이미지를 저장하기 위해 각 이미지 데이터 세트마다 배열 구조를 정의해야 한다. 보통, 데이터 IMAGE_HEIGHT, IMAGE_WIDTH, image_depth 이다. 배열을 만들 때 데이터 유형은 dtype이다.

하둡파일 생성방법은 테이블 방식과 h5py 함수를 이용해 직접 생성하는 방식이 있다.

테이블 방식은 empty 배열을 생성하는 create_earray 를 사용할 수 있다. 여기에 데이터를 추가 할 수 있다. 레이블은 create_array를 사용하는 것이 더 편리하다. 배열 dtype을 설정하려면 uint8에 대해 tables.UInt8Atom()과 같은 테이블 dtype을 사용할 수 있다. create_earray 및 create_array 메소드 첫 번째 속성은 데이터 그룹을 작성하여 데이터를 관리 할 수있는 데이터 그룹 이다. 그룹은 HDF5 파일 폴더와 비슷하다.
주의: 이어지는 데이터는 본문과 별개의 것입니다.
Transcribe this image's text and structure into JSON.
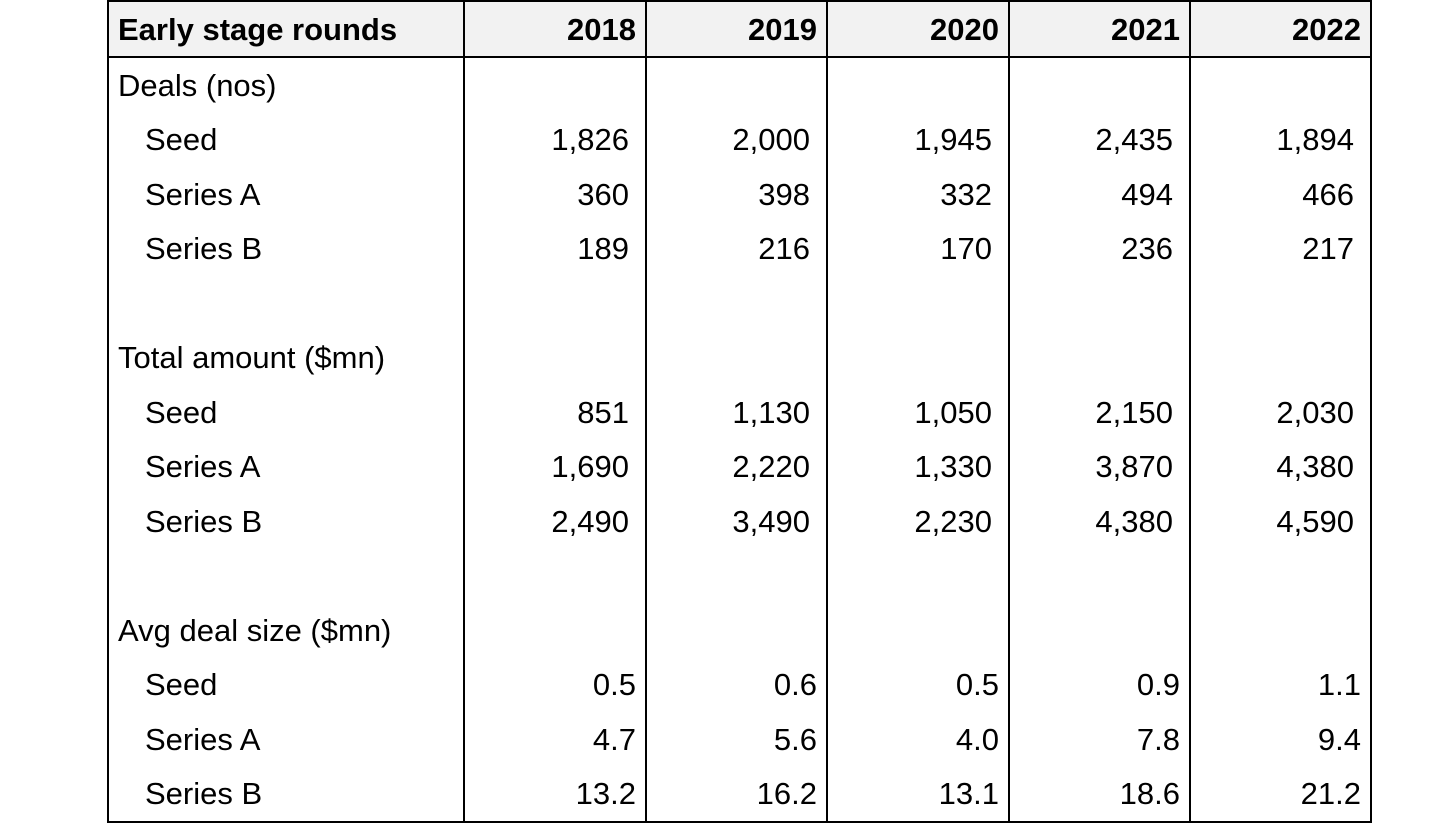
{
  "table": {
    "header": {
      "title": "Early stage rounds",
      "years": [
        "2018",
        "2019",
        "2020",
        "2021",
        "2022"
      ]
    },
    "sections": [
      {
        "title": "Deals (nos)",
        "rows": [
          {
            "label": "Seed",
            "values": [
              "1,826",
              "2,000",
              "1,945",
              "2,435",
              "1,894"
            ]
          },
          {
            "label": "Series A",
            "values": [
              "360",
              "398",
              "332",
              "494",
              "466"
            ]
          },
          {
            "label": "Series B",
            "values": [
              "189",
              "216",
              "170",
              "236",
              "217"
            ]
          }
        ]
      },
      {
        "title": "Total amount ($mn)",
        "rows": [
          {
            "label": "Seed",
            "values": [
              "851",
              "1,130",
              "1,050",
              "2,150",
              "2,030"
            ]
          },
          {
            "label": "Series A",
            "values": [
              "1,690",
              "2,220",
              "1,330",
              "3,870",
              "4,380"
            ]
          },
          {
            "label": "Series B",
            "values": [
              "2,490",
              "3,490",
              "2,230",
              "4,380",
              "4,590"
            ]
          }
        ]
      },
      {
        "title": "Avg deal size ($mn)",
        "rows": [
          {
            "label": "Seed",
            "values": [
              "0.5",
              "0.6",
              "0.5",
              "0.9",
              "1.1"
            ]
          },
          {
            "label": "Series A",
            "values": [
              "4.7",
              "5.6",
              "4.0",
              "7.8",
              "9.4"
            ]
          },
          {
            "label": "Series B",
            "values": [
              "13.2",
              "16.2",
              "13.1",
              "18.6",
              "21.2"
            ]
          }
        ]
      }
    ]
  }
}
h5py 방식은 create_dataset을 사용하여 배열을 만든다. 배열을 정의 할 때는 정확한 크기를 결정해야한다. 레이블에 create_dataset을 사용해 즉시 레이블을 지정할 수 있다. numpy 유형을 사용하여 배열의 dtype을 직접 설정할 수 있다.

아래는 테이블을 이용해 하둡파일을 생성한다.

import numpy as np
import tables

data_order = 'tf'  # 'th' for Theano, 'tf' for Tensorflow
img_dtype = tables.UInt8Atom()  # dtype in which the images will be saved

# check the order of data and chose proper data shape to save images
if data_order == 'th':
    data_shape = (0, 3, 224, 224)
elif data_order == 'tf':
    data_shape = (0, 224, 224, 3)

# open a hdf5 file and create earrays
hdf5_file = tables.open_file(hdf5_path, mode='w')

train_storage = hdf5_file.create_earray(hdf5_file.root, 'train_img', img_dtype, shape=data_shape)
val_storage = hdf5_file.create_earray(hdf5_file.root, 'val_img', img_dtype, shape=data_shape)
test_storage = hdf5_file.create_earray(hdf5_file.root, 'test_img', img_dtype, shape=data_shape)

mean_storage = hdf5_file.create_earray(hdf5_file.root, 'train_mean', img_dtype, shape=data_shape)

# create the label arrays and copy the labels data in them
hdf5_file.create_array(hdf5_file.root, 'train_labels', train_labels)
hdf5_file.create_array(hdf5_file.root, 'val_labels', val_labels)
hdf5_file.create_array(hdf5_file.root, 'test_labels', test_labels)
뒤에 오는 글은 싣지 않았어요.